Terry was not a blessed special flower, wafted up on winds of privilege, of knowing people, of connections, nor even of prestige.
He was a nobody, like us, who wanted to write his dreams, and who climbed up the ladder of publishing success hand over hand, sometimes (for many years) on bleeding fingernails. He was a striver who kept writing, who kept improving, who left behind a body of work that makes us crave more.
And what a body of work it was, glittering with humanity, studded with humor, sparkling of compassion. And how we’ll crave and miss the words never written.
What I want you to think about is what if we had had no words at all? What if Pratchett, faced with the difficulty of breaking in, had decided it was easier to go on with a workaday job?
He would still be a good man. His family and friends would still mourn him. If we’d heard of him, we might be saddened at his passing.
But there wouldn’t be stories left behind, no granules of joy and understanding to make the world a little less dark at his passing than it was at his coming.
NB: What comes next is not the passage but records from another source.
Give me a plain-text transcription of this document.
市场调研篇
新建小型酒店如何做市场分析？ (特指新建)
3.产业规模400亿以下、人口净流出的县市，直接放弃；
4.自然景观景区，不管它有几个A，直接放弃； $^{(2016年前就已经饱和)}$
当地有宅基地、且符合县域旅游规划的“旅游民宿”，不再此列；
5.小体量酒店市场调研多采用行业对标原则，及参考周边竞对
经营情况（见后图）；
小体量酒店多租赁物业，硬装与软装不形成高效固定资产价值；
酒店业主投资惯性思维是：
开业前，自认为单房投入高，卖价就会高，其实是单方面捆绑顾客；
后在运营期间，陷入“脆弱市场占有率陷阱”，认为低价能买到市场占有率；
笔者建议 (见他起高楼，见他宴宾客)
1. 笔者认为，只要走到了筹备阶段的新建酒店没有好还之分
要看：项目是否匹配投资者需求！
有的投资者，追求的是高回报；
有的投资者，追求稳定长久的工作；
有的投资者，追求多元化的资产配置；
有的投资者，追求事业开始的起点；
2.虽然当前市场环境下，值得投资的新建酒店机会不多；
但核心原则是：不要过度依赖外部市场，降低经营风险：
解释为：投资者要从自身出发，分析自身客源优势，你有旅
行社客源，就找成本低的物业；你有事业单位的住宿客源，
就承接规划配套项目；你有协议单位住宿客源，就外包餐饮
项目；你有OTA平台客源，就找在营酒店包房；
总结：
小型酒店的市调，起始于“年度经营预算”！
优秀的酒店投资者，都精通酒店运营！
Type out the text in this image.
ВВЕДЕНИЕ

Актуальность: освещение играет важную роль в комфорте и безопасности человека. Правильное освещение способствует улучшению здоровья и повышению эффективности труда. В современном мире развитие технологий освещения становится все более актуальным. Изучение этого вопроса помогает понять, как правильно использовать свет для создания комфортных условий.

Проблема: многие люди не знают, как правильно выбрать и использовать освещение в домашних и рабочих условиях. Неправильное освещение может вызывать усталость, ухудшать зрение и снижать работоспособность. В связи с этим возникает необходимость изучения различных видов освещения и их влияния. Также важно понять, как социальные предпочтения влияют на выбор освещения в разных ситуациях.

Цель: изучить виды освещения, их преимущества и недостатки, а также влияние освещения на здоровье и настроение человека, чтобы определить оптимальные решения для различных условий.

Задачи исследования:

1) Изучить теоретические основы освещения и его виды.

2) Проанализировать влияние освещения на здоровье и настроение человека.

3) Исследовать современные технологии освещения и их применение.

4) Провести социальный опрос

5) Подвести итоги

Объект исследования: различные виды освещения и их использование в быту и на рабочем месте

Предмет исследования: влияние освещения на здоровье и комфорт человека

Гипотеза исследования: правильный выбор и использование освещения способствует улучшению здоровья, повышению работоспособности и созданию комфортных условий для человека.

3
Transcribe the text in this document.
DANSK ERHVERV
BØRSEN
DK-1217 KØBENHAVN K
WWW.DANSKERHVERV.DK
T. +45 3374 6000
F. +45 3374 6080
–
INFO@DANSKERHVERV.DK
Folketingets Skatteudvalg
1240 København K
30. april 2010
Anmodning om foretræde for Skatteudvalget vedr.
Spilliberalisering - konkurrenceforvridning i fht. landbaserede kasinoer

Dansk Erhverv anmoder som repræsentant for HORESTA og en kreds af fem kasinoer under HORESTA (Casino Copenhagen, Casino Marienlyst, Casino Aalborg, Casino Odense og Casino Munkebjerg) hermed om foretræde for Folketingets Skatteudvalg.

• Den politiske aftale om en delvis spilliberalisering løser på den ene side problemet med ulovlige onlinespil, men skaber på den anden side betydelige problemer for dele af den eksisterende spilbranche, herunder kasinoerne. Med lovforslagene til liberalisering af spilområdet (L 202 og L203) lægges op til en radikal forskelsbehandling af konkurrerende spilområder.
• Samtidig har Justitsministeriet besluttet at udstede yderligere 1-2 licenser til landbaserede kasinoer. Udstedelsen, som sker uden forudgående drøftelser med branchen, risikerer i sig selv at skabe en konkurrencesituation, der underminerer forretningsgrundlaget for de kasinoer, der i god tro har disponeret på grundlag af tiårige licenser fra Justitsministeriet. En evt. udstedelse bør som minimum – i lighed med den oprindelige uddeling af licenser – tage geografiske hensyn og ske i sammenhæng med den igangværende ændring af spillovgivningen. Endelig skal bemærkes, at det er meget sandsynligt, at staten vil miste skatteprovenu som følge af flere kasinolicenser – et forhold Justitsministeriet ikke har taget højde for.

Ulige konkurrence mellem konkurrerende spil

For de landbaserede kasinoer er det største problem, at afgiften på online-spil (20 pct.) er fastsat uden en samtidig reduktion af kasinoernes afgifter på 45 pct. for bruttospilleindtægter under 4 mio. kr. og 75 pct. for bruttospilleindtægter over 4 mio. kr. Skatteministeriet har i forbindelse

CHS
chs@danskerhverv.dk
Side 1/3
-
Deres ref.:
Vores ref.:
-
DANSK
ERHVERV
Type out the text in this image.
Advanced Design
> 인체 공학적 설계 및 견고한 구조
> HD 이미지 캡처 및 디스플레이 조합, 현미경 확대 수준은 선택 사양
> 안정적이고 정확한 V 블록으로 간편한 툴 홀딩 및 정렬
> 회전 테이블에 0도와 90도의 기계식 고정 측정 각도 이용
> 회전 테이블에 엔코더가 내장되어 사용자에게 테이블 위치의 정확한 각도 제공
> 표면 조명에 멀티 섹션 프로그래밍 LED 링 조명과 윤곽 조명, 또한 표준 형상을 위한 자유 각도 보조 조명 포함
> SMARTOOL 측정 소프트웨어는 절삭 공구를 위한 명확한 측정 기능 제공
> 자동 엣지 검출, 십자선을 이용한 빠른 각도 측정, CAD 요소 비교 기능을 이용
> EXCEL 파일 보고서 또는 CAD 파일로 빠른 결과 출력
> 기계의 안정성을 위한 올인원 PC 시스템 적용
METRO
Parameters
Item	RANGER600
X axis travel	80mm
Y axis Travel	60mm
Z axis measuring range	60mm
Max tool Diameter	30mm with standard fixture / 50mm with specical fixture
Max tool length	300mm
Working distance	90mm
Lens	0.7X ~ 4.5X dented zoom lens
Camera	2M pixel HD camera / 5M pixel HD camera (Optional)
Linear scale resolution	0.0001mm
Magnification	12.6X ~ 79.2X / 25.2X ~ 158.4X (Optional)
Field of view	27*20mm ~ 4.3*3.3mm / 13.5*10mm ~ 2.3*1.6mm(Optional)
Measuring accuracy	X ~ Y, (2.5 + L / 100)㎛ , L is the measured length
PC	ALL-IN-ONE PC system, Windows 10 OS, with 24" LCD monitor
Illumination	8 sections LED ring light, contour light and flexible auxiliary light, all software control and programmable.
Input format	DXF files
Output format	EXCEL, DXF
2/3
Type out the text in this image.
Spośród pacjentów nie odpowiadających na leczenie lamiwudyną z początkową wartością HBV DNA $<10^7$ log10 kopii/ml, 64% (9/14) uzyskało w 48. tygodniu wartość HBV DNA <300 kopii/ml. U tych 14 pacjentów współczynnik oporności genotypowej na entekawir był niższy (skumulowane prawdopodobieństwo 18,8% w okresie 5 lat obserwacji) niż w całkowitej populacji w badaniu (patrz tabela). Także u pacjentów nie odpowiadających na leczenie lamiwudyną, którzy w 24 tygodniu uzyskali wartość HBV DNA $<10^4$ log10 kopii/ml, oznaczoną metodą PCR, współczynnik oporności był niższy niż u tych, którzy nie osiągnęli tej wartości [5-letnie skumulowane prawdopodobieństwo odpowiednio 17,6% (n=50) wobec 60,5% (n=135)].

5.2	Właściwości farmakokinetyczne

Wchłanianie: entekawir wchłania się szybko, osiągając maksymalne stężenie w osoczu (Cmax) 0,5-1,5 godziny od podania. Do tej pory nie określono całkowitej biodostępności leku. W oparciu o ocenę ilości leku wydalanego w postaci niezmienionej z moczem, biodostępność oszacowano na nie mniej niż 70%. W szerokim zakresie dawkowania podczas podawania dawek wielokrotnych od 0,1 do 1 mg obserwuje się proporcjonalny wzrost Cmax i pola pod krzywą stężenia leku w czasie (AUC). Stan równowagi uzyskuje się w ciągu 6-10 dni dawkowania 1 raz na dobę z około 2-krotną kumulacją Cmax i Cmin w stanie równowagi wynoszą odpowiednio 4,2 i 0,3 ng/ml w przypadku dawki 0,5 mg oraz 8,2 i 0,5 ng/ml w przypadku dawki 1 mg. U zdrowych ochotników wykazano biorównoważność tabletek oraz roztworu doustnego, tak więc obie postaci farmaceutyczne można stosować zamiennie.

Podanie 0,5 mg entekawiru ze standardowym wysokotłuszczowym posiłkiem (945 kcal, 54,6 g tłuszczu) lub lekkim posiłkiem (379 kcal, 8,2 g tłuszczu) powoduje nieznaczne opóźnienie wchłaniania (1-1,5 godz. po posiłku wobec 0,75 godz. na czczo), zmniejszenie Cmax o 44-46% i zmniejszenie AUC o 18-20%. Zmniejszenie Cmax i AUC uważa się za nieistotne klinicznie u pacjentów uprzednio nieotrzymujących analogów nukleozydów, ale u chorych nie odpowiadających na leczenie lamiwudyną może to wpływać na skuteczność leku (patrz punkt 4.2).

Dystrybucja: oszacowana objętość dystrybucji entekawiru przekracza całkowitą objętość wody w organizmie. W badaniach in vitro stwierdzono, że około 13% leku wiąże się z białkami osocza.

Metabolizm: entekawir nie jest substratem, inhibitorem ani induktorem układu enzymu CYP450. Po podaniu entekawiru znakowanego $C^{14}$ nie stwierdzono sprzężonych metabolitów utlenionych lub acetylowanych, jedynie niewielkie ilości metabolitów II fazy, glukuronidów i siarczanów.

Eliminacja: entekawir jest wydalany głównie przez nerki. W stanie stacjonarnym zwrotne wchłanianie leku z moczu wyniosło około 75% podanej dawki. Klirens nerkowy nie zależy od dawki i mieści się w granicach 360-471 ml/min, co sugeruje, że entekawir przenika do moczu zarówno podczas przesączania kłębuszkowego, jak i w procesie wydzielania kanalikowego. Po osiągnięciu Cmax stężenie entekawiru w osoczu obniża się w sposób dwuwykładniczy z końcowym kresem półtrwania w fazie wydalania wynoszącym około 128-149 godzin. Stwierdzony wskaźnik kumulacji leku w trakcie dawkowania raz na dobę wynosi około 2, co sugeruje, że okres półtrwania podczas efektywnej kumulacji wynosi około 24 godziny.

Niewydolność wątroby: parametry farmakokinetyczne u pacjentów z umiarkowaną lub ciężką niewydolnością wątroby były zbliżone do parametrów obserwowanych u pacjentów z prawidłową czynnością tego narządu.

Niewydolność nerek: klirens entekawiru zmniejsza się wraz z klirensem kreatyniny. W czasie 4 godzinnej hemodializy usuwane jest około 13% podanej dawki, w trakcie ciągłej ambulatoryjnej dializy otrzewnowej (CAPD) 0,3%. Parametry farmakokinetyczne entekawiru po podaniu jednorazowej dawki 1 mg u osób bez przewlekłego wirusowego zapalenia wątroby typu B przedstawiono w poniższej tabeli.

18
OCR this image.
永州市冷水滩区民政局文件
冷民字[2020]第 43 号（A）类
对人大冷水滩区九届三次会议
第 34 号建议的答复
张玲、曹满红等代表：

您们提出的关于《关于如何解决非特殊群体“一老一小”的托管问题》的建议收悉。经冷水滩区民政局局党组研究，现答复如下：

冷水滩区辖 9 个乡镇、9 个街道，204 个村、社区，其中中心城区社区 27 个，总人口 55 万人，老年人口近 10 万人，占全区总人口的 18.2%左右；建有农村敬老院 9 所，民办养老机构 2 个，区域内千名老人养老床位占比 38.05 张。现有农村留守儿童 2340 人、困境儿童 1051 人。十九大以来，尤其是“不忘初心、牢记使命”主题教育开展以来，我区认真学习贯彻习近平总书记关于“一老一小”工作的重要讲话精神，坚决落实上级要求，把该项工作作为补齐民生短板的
Twenty years ago, in an hospital ward, faced with the fact that I was likely not going to see another sunrise, I realized I’d never been published and that all those stories, fighting their way to reality in my mind, had never been read by anyone. I felt I’d betrayed them. So I came out and started writing as hard as I could.
I’ll never be Terry Pratchett, but when I go my stories won’t go with me.
Consider now, whatever you feel you have to do, and how it would feel to die with your task incomplete.
Consider Sir Terry Pratchett, and take it from me, his route to writing all those stories, to reaching all those minds, wasn’t easy. There was craft to learn, the indifference of a corrupt establishment, and just… luck.
But he kept at it.
And we mourn today let us pause and be grateful that he did.
And then let us go and honor Pterry by persevering, working, and doing what we can as well as we can.